ネットアセスメントという概念及び手法はアンドリュー・マーシャルというアメリカ人が作ったものだ。米ソ冷戦の時代に両国の比較分析をするために米国防総省にネットアセスメント室(ONA)という部局を設けた(1973)。

以下はネットアセスメントの特徴。文字数を少なくするために略が多い。詳細は原文を参照のこと。

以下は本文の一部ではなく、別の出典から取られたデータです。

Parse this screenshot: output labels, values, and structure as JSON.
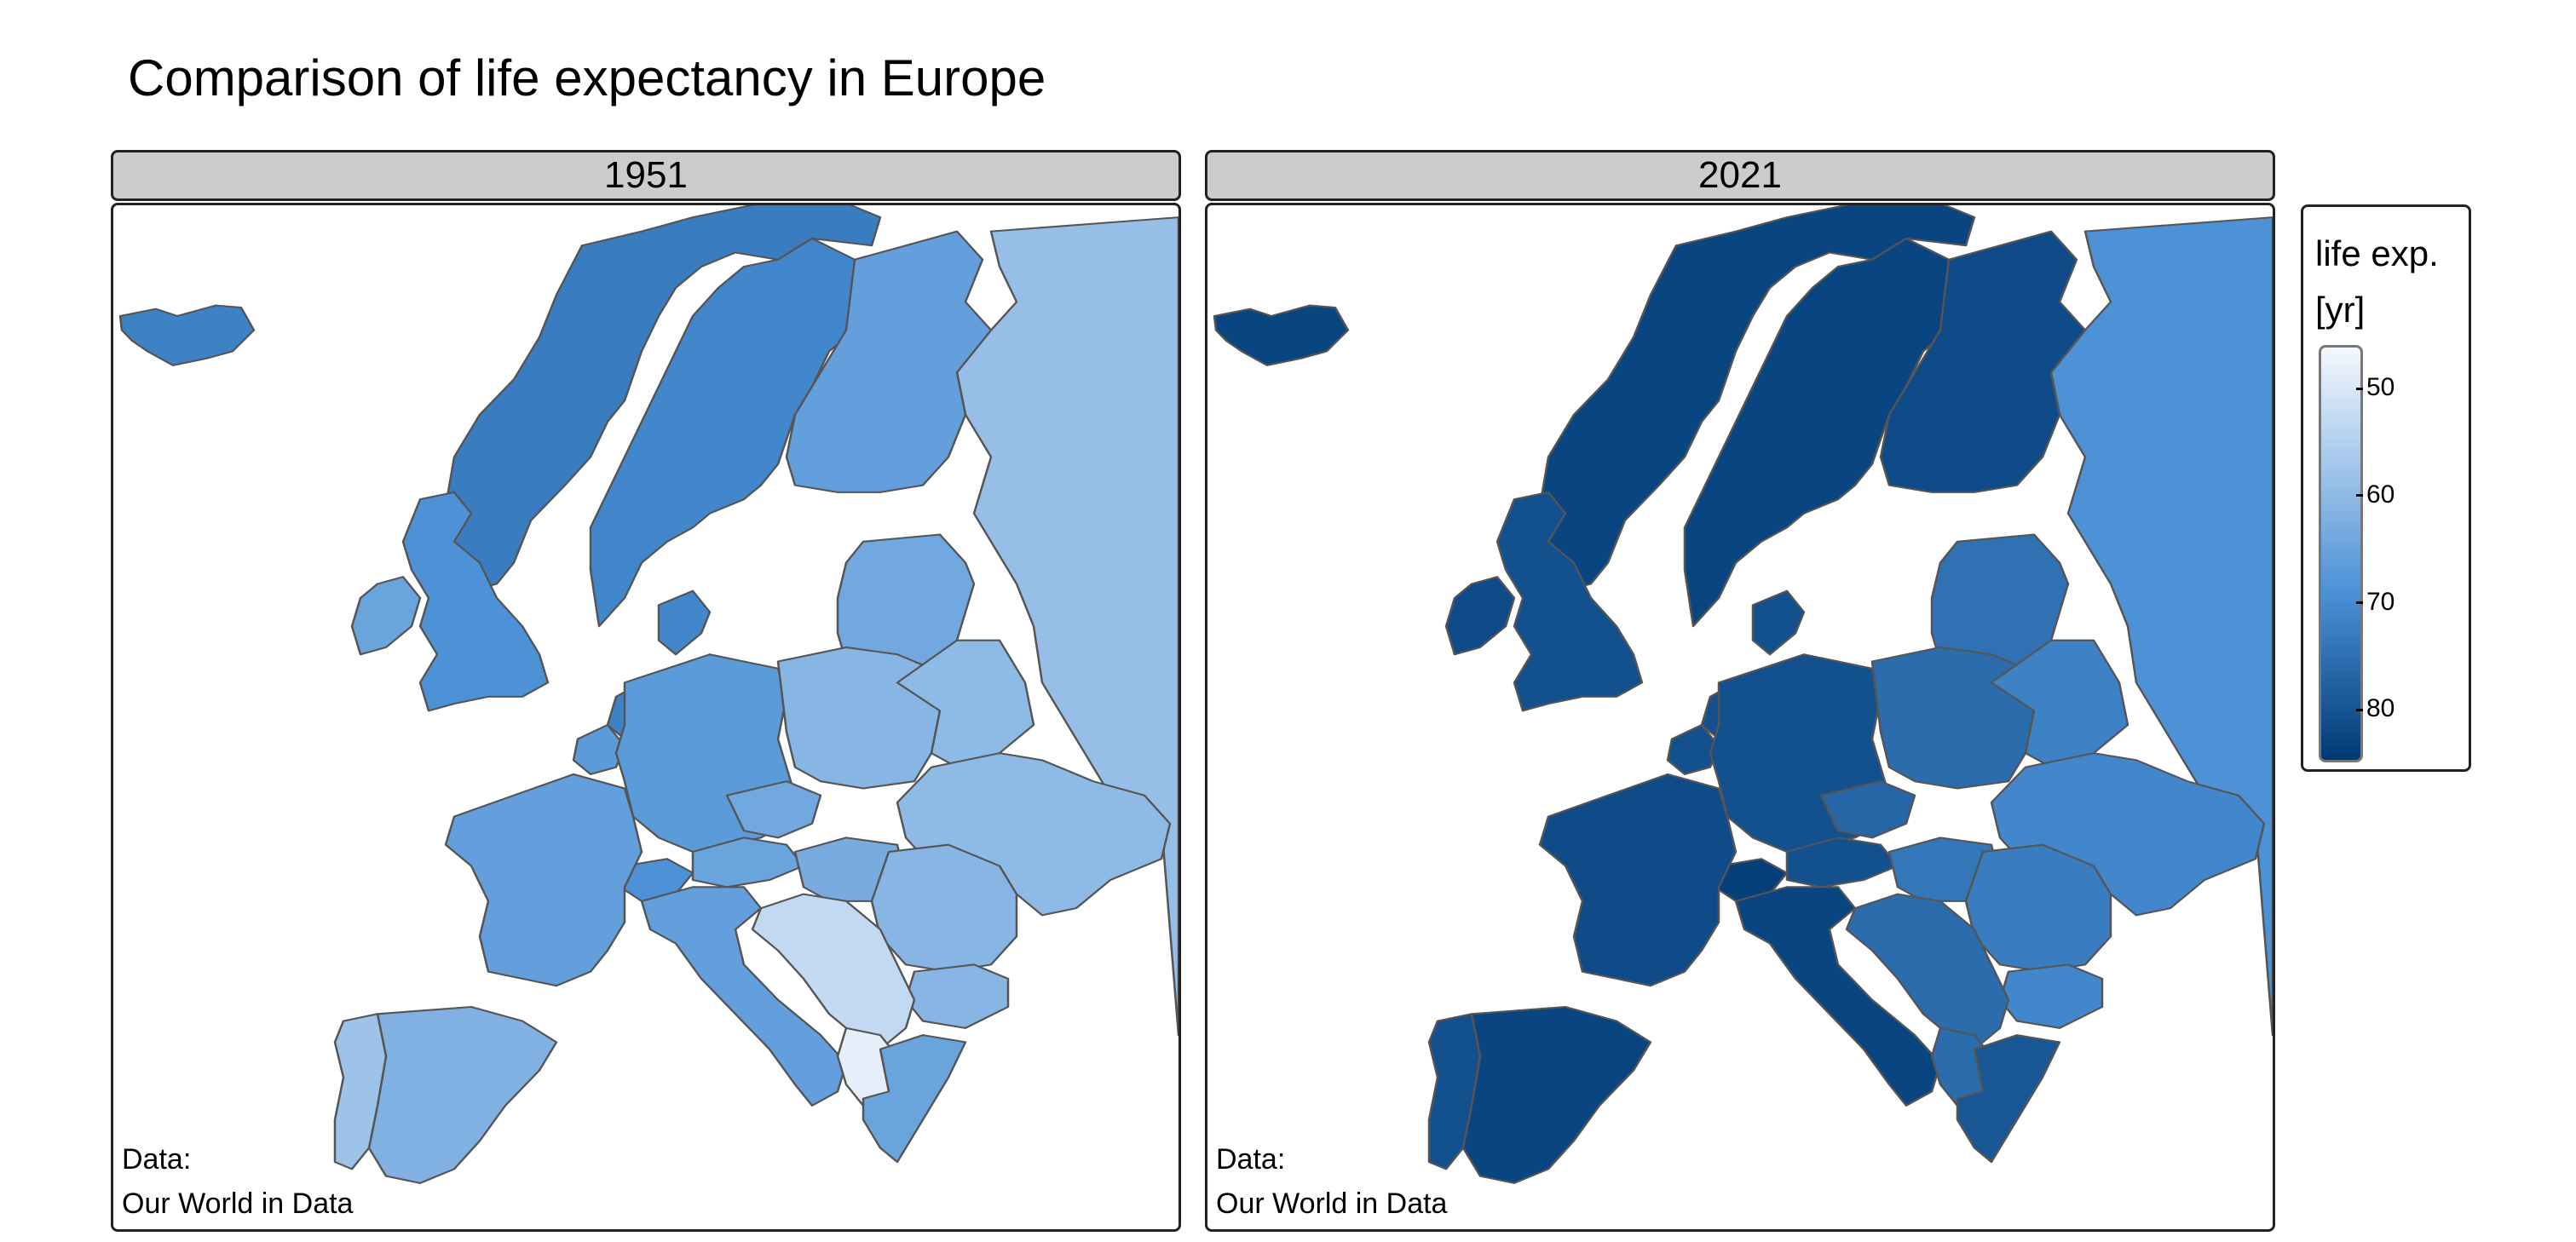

第1 に、ネットアセスメントは 、…… 全体的・包括的な評価である。……単一の戦闘局面に注目する「状況評価」のようなものとは異なり、単一の戦闘の背景まで評価の対象にするという意味であり、ネットアセスメントが国家レベルの戦略的競争のみを評価対象としていることを意味しない。例えば、グローバルな米ソ 間の軍事バランスという国家レベルの評価を行う場合も、機能(核や空軍力等)や地理(欧州やアジア等)に焦点を当てた付随的なバランスの評価を積み上げることになる 。 また、 ネットアセスメントは、特定のフォーマットを持たない。 様々な分析枠組を用いるものの、特定の分析枠組に重きを置く こと も ない。これは言い換えるならば、多角的に事象を分析するということであり、ブラッケンが指摘している「 先入観を排除し、前提や既成事実さえも疑う想像性」にも繋がるものである。

第2 に、長期的展望のための評価だという点である。……ネットアセスメントは、「戦域司令官や彼らの目の前の問題のため」に実施するものではない 。また、……戦略を考える際には、 政策決定の主要なサイクルである日日の単位や政権交代という2つの時間軸では不十分でありつの時間軸では不十分であり、長期的展望のために比較的長期間を分析対長期的展望のために比較的長期間を分析対象とするのは、ネットアセスメントの大きな特徴である。ネットアセスメントの大きな特徴である。

第3に、形而上の要素、すなわちドクトリンや文化等を重視する点である。また、意思決定における官僚制度・官僚主義の影響についても同様に重視して[いる]。文化的要素や官僚主義等の組織的影響を重視するということは、言い換えるならば、アセスメントの対象として、意思決定や行動における 非合理的な側面により注目しているということである。

第4に、相手だけでなく、自らに対する評価も同時に行うということである。ネットアセスメントでは、競争相手だけではなく、自らの形而上下の要素についても考察し評価することになるまた、評価する際には、また、評価する際には、専門家たちの言葉専門家たちの言葉を借りるならば「相互作用」に基づく展望と比較優位という点に留意することが必要であり、……相手と自らを同じテーブルで評価することが重要になる。

そして第5に、4点目でも述べた自らと競争相手を同じテーブルで評価することを通じ、比較優位(あるいは劣位)について明らかにしていくという点である。自らと競争相手を一か所に置き、様々な観点から診断結果を示すためにある。自らと競争相手を一か所に置き、様々な観点から診断結果を示すためには、相対関係における自らの強みと弱みを明らかにしていく必要がある。

出典:ネットアセスメント再考(坂田靖弘氏)/防衛省(PDF)

この手法は米ソ冷戦の勝利に役立ったらしい。「百戦危うからず」だったかどうかは知らないが。

現在の日本に導入されているのかどうかは知らない。

日本人論として有名な『菊と刀』の著者のルース・ベネディクトの話。

アメリカ合衆国第二次世界大戦に参入するに当たって、アメリカ軍の戦争情報局に招集される。1942年より、対日戦争および占領政策にかかる意思決定を担当する日本班チーフとなる。このときにまとめられた報告書「Japanese Behavior Patterns (『日本人の行動パターン』)」を基に、「菊と刀」が戦後に執筆された。同時期に、アメリカ軍のために人種的な偏見について学問的な解説を企てた著作も発表している。

出典:ルース・ベネディクト - Wikipedia

ONAができる以前にアメリカはすでにやることをやっていた。その時、日本もちゃんとやってたら戦争をしなくて済んだかもしれない(アメリカは厭戦ムードだったし)。この話は別の機会に。